Steve if you are carrying reflective plates you are admitting that you know you are breaking the law, wouldn't you be better saying you bought the car with B/W plates and plead ignorance?
I get a regular publication called 'FBHVC news' and I noted a few months ago that in a report of a meeting of the FBHVC with the DVLA it was stated that the B/W number plate dates were now linked to the 'Historic' taxation dates.
I questioned this because it didn't seem right as the reflective plates were introduced as a safety feature - I can remember it. I got this response:
Hi Rob,
Thank you for your email to our Secretary which has been passed to me
You are not alone in expressing surprise or doubt regarding the statement from DVLA that black and white/silver number plates are now permitted on vehicles first registered before January 1975. We have checked this out and it is correct although, as you say, it has received no publicity.
There will be a fuller explanation in the next FBHVC Newsletter and I quote in part from it here -
“The previous Regulations on the display of registration marks had only ever permitted vehicles manufactured before 1973 to use black and white number plates.

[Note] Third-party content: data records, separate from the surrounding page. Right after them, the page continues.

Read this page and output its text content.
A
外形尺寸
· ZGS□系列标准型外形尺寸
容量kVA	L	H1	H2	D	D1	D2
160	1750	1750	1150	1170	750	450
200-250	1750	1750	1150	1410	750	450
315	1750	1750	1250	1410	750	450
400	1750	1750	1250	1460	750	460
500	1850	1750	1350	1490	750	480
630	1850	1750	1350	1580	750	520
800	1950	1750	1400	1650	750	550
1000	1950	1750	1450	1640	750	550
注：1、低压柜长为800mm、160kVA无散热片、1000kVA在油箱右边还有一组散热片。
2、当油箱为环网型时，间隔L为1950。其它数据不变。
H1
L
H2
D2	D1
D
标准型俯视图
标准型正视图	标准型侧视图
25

However, the changes to the law in 2001 which introduced the new (and current) number plate format, directly linked the pre 1973 vehicles with those which were in the historic tax class (which had the same dates). This meant that when the changes to the historic tax class dates were announced in recent Budgets, this had the unintended consequence of amending the display Regulations to allow additional vehicles to display black and white plates.”
Regards,
Ian Edmunds
DVLA Liaison
FBHVC
I will post more on this later (today?) however I think there is a mis-understanding and that's why I haven't posted anything before. I think (just me not anyone else yet) that the 'exempt' vehicles mentioned in documentation are invalid carriages and not 'tax exempt' vehicles - but I need to do some more investigation.
As an aside to this, number plate manufacturers are 'in the dark' too however one manufacturer said that he would think fitting them on a 240Z was not a big problem anyway and doubted if anyone would question it.
Steve if you are carrying reflective plates you are admitting that you know you are breaking the law, wouldn't you be better saying you bought the car with B/W plates and plead ignorance?